Semi-random thoughts and tales of tinkering
Both
This is the section where things get real. We are going to build a working app — a VU meter that listens to the microphone and displays the volume level in real time. It will not do spectral analysis yet (that comes in Sections 5 and 6), but it establishes the entire audio pipeline: permissions, capture, processing, and display. Every piece we build here carries forward into the final spectrum analyzer.
Apple provides several frameworks for working with audio. The one we care about is
AVFoundation, specifically the AVAudioEngine class. Here is the
mental model:
┌─────────────┐ ┌──────────────────┐ ┌──────────────┐
│ Microphone │─────▶│ AVAudioEngine │─────▶│ Output │
│ (hardware) │ │ (audio graph) │ │ (speaker) │
└─────────────┘ └──────────────────┘ └──────────────┘
│
│ installTap()
▼
┌──────────────────┐
│ Your callback │
│ (process audio) │
└──────────────────┘
AVAudioEngine is a real-time audio graph — a pipeline of nodes that process audio.
The input node represents the microphone. The output node represents
the speaker. You can insert processing nodes between them, but for our purposes we just need to
observe what the microphone is picking up.
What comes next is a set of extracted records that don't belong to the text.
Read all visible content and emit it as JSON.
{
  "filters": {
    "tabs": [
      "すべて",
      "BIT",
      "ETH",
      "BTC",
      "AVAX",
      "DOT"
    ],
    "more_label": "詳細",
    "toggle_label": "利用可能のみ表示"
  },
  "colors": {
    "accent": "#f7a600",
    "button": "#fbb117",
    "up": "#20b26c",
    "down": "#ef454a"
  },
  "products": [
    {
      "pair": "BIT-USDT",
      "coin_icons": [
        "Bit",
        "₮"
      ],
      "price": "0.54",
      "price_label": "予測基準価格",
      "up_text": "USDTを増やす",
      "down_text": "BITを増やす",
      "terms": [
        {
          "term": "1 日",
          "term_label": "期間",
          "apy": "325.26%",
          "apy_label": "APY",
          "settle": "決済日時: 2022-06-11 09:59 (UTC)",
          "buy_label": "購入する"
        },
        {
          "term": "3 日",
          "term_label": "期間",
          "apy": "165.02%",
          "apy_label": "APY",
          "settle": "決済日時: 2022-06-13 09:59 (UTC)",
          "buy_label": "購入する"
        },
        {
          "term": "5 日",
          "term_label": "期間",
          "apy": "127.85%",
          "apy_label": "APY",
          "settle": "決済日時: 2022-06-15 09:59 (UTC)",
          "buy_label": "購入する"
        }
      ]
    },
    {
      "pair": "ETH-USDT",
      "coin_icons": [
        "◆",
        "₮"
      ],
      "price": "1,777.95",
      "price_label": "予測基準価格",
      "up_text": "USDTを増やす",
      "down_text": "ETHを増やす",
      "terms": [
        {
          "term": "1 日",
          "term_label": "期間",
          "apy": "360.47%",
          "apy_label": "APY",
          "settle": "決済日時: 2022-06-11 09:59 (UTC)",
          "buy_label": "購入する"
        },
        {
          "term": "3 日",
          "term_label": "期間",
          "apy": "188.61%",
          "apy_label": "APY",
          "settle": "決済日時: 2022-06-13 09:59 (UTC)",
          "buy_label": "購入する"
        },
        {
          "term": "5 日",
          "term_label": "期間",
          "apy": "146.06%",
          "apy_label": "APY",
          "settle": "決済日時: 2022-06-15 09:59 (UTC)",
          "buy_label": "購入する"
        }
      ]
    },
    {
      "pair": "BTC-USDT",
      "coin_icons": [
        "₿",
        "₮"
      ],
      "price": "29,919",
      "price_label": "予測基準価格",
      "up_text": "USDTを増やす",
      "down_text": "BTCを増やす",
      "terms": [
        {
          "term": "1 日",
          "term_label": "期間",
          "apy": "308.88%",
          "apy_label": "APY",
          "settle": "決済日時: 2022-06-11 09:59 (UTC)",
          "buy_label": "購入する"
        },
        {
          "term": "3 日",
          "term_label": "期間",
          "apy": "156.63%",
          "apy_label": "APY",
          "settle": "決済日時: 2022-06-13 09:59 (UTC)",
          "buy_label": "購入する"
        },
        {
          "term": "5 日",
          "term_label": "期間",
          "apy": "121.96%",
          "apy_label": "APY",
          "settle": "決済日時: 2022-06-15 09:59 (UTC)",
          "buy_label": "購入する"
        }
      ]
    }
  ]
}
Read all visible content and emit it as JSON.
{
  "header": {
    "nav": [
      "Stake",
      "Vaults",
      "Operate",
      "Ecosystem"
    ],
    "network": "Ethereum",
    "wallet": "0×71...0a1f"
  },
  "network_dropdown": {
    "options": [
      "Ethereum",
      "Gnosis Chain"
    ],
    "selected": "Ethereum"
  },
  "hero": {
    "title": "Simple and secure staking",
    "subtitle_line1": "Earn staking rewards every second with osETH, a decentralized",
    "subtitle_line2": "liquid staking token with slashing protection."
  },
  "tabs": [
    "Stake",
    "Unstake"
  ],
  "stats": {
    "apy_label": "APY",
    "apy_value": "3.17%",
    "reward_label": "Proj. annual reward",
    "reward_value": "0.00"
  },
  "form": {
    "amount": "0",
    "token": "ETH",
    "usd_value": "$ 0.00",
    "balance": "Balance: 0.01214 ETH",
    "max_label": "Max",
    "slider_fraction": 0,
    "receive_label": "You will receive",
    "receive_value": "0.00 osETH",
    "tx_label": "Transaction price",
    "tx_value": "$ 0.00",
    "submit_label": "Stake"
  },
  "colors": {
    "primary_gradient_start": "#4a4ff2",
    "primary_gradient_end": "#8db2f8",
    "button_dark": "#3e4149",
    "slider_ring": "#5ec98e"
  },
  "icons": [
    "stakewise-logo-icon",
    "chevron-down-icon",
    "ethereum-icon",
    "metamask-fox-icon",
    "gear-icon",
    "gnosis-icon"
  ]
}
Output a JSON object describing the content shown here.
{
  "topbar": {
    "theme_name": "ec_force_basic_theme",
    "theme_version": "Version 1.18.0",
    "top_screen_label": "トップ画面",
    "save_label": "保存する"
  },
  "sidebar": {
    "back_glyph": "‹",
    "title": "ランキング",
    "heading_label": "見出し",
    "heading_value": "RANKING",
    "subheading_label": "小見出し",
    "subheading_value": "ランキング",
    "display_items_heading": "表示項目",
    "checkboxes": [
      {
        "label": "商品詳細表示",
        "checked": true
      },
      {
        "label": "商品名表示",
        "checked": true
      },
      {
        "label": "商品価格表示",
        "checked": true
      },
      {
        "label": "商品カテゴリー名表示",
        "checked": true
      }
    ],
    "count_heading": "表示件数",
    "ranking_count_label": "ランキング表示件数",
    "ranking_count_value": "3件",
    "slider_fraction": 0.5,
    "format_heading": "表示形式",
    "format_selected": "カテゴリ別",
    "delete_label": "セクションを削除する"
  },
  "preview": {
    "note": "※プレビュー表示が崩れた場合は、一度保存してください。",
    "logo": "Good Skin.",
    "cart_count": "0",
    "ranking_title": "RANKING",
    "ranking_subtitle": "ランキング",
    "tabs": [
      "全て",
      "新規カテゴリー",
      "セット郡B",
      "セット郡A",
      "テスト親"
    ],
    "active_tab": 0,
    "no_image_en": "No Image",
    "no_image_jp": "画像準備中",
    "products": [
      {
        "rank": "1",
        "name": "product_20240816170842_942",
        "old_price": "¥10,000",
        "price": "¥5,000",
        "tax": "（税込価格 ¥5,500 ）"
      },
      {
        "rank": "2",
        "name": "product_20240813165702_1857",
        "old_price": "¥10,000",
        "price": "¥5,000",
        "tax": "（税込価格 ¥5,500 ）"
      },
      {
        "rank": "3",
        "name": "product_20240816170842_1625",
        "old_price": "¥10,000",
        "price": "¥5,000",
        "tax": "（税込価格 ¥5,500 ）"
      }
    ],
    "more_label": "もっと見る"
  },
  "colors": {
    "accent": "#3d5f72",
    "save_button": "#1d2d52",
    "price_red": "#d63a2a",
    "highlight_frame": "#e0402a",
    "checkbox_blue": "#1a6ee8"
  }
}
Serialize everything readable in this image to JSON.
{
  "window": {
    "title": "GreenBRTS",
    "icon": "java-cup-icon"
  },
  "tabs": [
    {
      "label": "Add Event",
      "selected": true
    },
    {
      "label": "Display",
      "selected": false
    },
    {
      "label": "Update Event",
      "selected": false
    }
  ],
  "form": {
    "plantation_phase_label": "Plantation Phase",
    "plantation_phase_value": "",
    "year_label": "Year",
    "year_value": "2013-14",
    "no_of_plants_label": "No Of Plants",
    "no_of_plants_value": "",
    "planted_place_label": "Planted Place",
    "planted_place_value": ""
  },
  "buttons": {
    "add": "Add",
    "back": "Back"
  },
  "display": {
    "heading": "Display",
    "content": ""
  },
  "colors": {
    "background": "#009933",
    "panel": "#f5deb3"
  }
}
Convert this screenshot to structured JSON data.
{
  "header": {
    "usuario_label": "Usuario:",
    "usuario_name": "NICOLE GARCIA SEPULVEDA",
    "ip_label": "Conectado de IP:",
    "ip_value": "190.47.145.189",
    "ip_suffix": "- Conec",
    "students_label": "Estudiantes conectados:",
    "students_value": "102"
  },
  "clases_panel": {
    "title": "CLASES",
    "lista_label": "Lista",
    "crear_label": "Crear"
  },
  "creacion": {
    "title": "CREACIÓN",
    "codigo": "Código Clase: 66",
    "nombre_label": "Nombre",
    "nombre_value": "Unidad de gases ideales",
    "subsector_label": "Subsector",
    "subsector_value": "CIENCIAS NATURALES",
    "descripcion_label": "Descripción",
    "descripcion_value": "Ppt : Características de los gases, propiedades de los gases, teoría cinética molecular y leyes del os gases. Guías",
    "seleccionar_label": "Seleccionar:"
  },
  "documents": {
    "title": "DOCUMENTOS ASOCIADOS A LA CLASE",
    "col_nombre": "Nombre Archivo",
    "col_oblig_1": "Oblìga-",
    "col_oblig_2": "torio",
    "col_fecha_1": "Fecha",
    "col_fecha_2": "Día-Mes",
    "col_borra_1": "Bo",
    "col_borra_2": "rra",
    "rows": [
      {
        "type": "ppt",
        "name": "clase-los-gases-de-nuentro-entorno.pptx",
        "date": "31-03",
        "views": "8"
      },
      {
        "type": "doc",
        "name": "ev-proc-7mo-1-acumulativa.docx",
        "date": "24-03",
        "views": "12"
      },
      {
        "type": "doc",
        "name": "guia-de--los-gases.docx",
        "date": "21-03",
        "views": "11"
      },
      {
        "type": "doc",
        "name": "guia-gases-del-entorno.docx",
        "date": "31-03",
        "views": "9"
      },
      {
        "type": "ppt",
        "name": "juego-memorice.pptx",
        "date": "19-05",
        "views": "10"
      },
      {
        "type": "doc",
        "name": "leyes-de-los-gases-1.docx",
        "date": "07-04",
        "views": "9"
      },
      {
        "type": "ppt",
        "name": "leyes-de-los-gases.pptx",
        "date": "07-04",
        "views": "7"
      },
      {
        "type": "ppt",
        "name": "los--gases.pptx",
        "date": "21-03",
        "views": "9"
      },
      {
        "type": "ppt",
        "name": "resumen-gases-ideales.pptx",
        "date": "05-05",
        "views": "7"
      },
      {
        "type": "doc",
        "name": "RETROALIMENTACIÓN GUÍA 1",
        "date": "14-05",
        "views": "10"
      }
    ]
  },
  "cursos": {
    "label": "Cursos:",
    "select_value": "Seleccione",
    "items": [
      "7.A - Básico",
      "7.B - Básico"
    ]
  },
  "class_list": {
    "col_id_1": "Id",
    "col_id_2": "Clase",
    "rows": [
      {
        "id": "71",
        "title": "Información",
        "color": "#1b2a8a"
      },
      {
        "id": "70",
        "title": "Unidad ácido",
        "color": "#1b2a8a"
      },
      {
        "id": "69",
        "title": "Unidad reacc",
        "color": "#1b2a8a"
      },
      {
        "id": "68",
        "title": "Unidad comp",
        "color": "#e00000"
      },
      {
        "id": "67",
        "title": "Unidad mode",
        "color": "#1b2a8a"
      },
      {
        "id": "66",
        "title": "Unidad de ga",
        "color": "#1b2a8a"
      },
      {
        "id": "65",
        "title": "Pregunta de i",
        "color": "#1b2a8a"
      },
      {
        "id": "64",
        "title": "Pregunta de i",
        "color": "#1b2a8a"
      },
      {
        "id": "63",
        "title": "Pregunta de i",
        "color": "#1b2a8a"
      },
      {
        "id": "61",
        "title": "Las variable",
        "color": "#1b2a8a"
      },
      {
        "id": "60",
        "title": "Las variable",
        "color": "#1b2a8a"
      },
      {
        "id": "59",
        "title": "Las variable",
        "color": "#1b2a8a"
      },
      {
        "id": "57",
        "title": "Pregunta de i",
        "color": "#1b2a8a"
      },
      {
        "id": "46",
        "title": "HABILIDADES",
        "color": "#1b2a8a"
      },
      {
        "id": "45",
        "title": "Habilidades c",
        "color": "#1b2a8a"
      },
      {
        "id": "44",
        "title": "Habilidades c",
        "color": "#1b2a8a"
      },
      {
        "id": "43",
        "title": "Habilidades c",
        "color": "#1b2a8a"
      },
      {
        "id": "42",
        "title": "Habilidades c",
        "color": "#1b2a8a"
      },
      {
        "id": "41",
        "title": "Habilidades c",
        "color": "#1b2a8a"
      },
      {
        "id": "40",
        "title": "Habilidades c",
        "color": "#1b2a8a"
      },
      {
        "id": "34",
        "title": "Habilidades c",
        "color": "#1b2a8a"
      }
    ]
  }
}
The mechanism for observing is called a tap. You install a tap on a node, and the engine calls your closure every time a buffer of audio data is ready. That buffer is a chunk of floating-point samples — the raw PCM data we discussed in Section 2.
If you have used NAudio or WASAPI on Windows, AVAudioEngine
is the equivalent. The difference is that Apple wraps everything in a higher-level graph API.
There is no need to manually configure sample rates or buffer formats — the engine negotiates
that with the hardware.
iOS will not let your app touch the microphone without explicit user consent. This is a two-step process:
Step 1: Declare intent in Info.plist. Open your project's Info.plist
(or the "Info" tab in your target settings) and add this key:
// Info.plist key (shown as raw key + value)
Key: NSMicrophoneUsageDescription
Value: "VUMeter needs the microphone to measure audio levels"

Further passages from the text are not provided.